Larry, So you know you are replying to a 6 year old thread and the op probably has his drainage fixed by now or has floated away.:smile:

Welcome to the forums!


----------



## stillatit

I know this is an old thread but it's right in line with my problem. 

What if I do not want to use rain gutters? I was thinking of doing the same thing as the OP but more to keep soil from eroding from around my foundation. I had put on rain gutters when we first moved in in 2000. They did their job but looked awful, dominating the front of the house. I had to remove them before a new paint job. Now my house looks so much better without the gutters. And I was thinking a barrier with 2" of stone on top, graded away from the foundation, though there isn't much of a grade, would keep the rain from the roof from washing away the soil. I have very little grade around my 1928 home because it was built before the streets and alley were put in. Luckily we don't get too much rain here in Southern California. Very few of the old houses in my neighborhood even have rain gutters.

I'll see about a photo sharing site to post pics if that helps. Unless my idea is no good to begin with.


----------



## stillatit

Just to add too, I looked into a French drain in front and we don't have enough of a grade to be able to bury it and have it flow. With the gravel idea I'm pretty much counting on the rain water moving from my drip line to the grass in my front yard. If that makes sense.


----------



## Bondo

> With the gravel idea I'm pretty much counting on the rain water moving from my drip line to the grass in my front yard.

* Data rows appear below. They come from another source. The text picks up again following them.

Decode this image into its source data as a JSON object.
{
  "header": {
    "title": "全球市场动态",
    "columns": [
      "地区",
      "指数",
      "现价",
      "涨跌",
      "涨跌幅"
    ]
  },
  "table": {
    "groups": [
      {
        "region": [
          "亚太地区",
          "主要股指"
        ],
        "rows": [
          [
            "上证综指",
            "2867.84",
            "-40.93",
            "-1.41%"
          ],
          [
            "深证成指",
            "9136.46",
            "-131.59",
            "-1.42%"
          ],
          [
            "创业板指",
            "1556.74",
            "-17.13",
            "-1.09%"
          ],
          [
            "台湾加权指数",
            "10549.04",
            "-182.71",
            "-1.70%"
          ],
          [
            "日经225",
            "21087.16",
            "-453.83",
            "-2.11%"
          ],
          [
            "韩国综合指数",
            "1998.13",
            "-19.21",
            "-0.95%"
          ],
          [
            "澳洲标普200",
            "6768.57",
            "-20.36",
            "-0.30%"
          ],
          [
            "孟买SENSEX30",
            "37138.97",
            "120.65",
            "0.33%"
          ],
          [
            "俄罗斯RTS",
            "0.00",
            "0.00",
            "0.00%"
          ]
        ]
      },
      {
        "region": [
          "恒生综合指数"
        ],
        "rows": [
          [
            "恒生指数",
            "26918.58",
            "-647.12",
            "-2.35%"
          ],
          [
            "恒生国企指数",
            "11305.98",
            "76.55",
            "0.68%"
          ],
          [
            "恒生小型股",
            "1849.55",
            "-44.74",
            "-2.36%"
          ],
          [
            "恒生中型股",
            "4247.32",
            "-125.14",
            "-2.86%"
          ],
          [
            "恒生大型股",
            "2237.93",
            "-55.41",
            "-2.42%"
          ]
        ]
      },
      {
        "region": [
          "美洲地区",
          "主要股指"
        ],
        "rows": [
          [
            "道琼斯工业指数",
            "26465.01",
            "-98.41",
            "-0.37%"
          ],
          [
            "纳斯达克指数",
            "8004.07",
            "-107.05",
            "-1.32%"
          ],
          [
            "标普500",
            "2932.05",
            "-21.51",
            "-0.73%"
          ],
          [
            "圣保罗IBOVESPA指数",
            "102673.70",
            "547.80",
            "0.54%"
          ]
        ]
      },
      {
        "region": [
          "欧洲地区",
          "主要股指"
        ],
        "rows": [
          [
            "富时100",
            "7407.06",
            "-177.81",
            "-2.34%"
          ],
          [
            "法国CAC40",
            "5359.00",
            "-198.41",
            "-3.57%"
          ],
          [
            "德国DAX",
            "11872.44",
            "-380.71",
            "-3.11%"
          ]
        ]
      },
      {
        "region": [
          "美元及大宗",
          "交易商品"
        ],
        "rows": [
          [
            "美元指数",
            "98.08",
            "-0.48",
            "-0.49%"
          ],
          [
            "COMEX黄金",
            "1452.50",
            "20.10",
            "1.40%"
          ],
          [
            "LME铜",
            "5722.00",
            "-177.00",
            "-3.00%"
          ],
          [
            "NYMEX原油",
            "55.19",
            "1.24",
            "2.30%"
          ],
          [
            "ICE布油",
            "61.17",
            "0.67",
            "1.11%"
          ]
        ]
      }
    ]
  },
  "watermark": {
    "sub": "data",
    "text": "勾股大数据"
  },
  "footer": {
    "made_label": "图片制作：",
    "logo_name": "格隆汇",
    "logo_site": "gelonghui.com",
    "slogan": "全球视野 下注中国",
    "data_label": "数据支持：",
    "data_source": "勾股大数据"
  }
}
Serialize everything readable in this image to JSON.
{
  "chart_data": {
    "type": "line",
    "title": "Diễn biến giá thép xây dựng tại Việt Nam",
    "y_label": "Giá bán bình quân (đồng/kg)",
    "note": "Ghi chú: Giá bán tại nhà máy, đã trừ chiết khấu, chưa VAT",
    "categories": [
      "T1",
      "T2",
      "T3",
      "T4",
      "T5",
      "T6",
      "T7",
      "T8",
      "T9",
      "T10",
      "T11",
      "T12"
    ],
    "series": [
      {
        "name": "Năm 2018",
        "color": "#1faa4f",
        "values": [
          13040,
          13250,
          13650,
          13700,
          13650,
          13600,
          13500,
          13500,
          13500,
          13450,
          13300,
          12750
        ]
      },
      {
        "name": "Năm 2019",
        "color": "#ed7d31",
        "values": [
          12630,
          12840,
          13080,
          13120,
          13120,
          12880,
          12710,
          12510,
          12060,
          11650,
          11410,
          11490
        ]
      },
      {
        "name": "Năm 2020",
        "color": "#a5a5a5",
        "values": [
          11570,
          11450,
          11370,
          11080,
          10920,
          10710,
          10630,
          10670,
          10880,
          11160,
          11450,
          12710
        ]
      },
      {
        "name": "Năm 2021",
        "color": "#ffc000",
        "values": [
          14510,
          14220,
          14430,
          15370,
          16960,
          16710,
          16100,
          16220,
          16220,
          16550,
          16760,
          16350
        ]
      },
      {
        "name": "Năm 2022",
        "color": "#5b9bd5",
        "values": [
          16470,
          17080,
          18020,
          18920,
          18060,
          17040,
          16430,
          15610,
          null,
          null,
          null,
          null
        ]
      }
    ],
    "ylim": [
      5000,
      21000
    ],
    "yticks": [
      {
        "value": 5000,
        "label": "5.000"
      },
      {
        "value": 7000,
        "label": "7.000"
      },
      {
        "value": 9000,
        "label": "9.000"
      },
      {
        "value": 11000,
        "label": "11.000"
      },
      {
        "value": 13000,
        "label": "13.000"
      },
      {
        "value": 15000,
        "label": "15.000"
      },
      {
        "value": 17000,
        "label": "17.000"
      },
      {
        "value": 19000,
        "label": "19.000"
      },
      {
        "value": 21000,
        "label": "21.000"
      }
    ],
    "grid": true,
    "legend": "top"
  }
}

Ayuh,.... It'll work,..... But,....
Only if the dirt grade _Below_ the stone is pitched _Away_ 1st,....

The stone might slow the erosion, but won't carry water away,....


----------



## stillatit

Bondo said:


> Ayuh,.... It'll work,..... But,....
> Only if the dirt grade _Below_ the stone is pitched _Away_ 1st,....
> 
> The stone might slow the erosion, but won't carry water away,....


Yeah, it will be pitched and extend out about 40" until it meets my lawn. We have plans later for more landscaping. When we have the money to get a pro in, maybe we can come up with a better solution. I'll be happy if this works for just this winter and spring.


----------